Especialista em bioquímica e também doutor em biotecnologia, ele destaca que o grande avanço dessa pesquisa foi indicar a possibilidade de a droga criar uma memória imunológica: o organismo do paciente tratado com ela “se lembra” de como atacar as células de câncer, o que impede que o tumor volte a aparecer.
Essa memória não foi observada em todos os camundongos “vacinados”, mas em 40%, índice considerado expressivo pelo pesquisador.
— O grande diferencial deste trabalho em relação a outros de mesmo tipo é indicar um efeito de duração de longo prazo. Quando os animais foram “redesafiados”, ao injetarmos neles células de melanoma, muitos não desenvolveram o tumor. O tratamento aumentou a imunovigilância do organismo, a capacidade de reconhecer e inibir doenças — afirma Bajgelman.
Segundo ele, a mesma lógica pode ser usada para outros tumores que não os de pele. O próximo passo é testar o funcionamento da “vacina” em células de câncer retiradas de pacientes, por biópsias, por exemplo. Até agora, os testes foram apenas com células tumorais cultivadas em laboratório.
— Devemos começar ensaios em células humanas nos próximos meses — acredita ele.
Para a analista de marketing Patrícia Miranda, a existência de uma “vacina” assim seria motivo de alívio. Ela foi diagnosticada há três meses com melanoma grau 3 — o nível de agressividade é medido numa escala de 1 a 5. Incomum para a idade dela, que tem só 26 anos, esse tipo de câncer é mais frequente em pessoas acima dos 60. E, quanto mais jovem se é, mais rapidamente precisa ser feita a cirurgia de retirada, porque o risco de metástase é ainda maior. Patrícia se submeteu à operação menos de um mês após o diagnóstico.

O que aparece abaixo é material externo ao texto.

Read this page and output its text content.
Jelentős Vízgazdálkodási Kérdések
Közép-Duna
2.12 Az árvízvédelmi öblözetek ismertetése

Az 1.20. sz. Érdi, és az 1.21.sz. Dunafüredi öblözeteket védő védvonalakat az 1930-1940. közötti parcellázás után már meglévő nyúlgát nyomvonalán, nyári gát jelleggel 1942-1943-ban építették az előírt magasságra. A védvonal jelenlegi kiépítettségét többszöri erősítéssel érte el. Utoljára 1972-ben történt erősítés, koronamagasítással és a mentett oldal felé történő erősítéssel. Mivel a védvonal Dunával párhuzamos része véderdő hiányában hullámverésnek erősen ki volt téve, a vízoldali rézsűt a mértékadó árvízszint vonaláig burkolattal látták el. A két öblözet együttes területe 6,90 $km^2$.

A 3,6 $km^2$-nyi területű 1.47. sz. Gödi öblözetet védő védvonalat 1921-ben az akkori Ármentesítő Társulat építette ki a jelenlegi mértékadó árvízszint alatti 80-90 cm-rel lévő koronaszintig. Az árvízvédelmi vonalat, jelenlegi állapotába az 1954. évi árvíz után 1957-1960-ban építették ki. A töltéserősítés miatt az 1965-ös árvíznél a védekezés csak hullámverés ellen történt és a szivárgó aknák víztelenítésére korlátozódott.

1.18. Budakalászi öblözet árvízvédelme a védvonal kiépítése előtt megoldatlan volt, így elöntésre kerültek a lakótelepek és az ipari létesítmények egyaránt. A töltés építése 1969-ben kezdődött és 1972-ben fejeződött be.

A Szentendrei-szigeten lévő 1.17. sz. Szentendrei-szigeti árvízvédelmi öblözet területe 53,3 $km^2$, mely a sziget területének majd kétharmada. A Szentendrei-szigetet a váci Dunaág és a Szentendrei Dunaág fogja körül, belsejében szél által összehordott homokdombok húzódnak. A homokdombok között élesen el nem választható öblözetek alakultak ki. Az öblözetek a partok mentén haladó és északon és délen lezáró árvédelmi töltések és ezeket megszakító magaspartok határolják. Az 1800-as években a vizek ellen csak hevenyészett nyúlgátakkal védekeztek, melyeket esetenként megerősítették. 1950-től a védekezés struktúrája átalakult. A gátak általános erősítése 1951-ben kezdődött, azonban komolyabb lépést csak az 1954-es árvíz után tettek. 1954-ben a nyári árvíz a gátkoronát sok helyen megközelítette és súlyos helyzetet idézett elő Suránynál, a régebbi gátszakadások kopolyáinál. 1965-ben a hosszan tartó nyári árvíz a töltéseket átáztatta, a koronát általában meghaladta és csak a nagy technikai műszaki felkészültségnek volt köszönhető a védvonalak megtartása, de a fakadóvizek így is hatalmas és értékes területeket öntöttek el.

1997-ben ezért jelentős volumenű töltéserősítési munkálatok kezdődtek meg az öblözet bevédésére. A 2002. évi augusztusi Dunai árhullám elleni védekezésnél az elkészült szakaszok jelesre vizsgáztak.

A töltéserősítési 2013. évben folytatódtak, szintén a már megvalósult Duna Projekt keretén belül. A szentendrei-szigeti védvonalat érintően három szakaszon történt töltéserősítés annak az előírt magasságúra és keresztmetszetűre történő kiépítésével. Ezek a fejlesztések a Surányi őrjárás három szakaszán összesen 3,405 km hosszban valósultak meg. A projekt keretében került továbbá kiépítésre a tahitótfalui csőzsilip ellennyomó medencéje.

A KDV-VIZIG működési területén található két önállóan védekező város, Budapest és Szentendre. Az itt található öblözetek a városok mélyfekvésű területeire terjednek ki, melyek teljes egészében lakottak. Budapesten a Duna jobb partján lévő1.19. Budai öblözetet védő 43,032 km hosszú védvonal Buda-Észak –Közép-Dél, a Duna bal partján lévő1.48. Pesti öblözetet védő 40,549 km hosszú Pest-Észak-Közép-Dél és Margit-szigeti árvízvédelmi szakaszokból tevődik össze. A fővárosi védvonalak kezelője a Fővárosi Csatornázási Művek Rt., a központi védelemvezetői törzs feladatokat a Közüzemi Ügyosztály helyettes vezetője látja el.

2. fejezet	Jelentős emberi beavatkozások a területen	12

— Tive que fazer o que chamam de cirurgia de ampliação, retirando não só a pinta, mas toda pele ao redor, que tem risco de já ter células cancerosas. Isso é para evitar ao máximo que haja metástase ou recidiva — conta ela.
ATENÇÃO A PINTAS SUSPEITAS
Depois do susto, a jovem está bem: não precisou de quimio, nem radioterapia. Ela necessita, a partir de agora, realizar exames periodicamente e monitorar outras duas pintas suspeitas na barriga.
— A pinta que eu retirei já estava crescendo e ficando mais escura desde que eu tinha 20 anos. O diagnóstico foi um aprendizado, para que eu fique mais atenta a qualquer mancha suspeita e inclua o protetor solar na minha rotina. Se eu não tivesse deixado tanto tempo passar, talvez o tumor não tivesse se desenvolvido — ressalta.
Para o coordenador do Departamento de Cirurgia e Oncologia da Sociedade Brasileira de Dermatologia (SBD), Curt Mafra Treu, a pesquisa desenvolvida em Campinas é promissora, mas são necessários mais estudos que haja certeza da existência de uma memória imunológica. Ele destaca, também, que é importante não confundir esse tipo de droga com uma vacina convencional.
— Não é um tratamento preventivo, não será aplicado em uma pessoa saudável — ressalta. — Já houve diversos estudos de melanoma com vacinas. Infelizmente, a maioria deu negativo. Mas esse campo nos deixa muito animados. É o futuro do tratamento oncológico.
Também segundo Andreia Melo, oncologista clínica da Oncologia D’Or, as pesquisas têm caminhado para a elaboração de terapias que estimulem de alguma forma o sistema imunológico. Tanto por medicamentos que ajudem o organismo a reconhecer características do tumor, quanto por “vacina”.
— O melanoma é o tumor que mais tem alterações somáticas, então ele forma muitos antígenos e isso dá mais possibilidades de reconhecê-lo. Por isso ele é tão estudado na busca de vacinas — diz ela. — Esse é o caminho, mas deve levar ainda uma década até algo assim ser aprovado pelos órgãos regulatórios.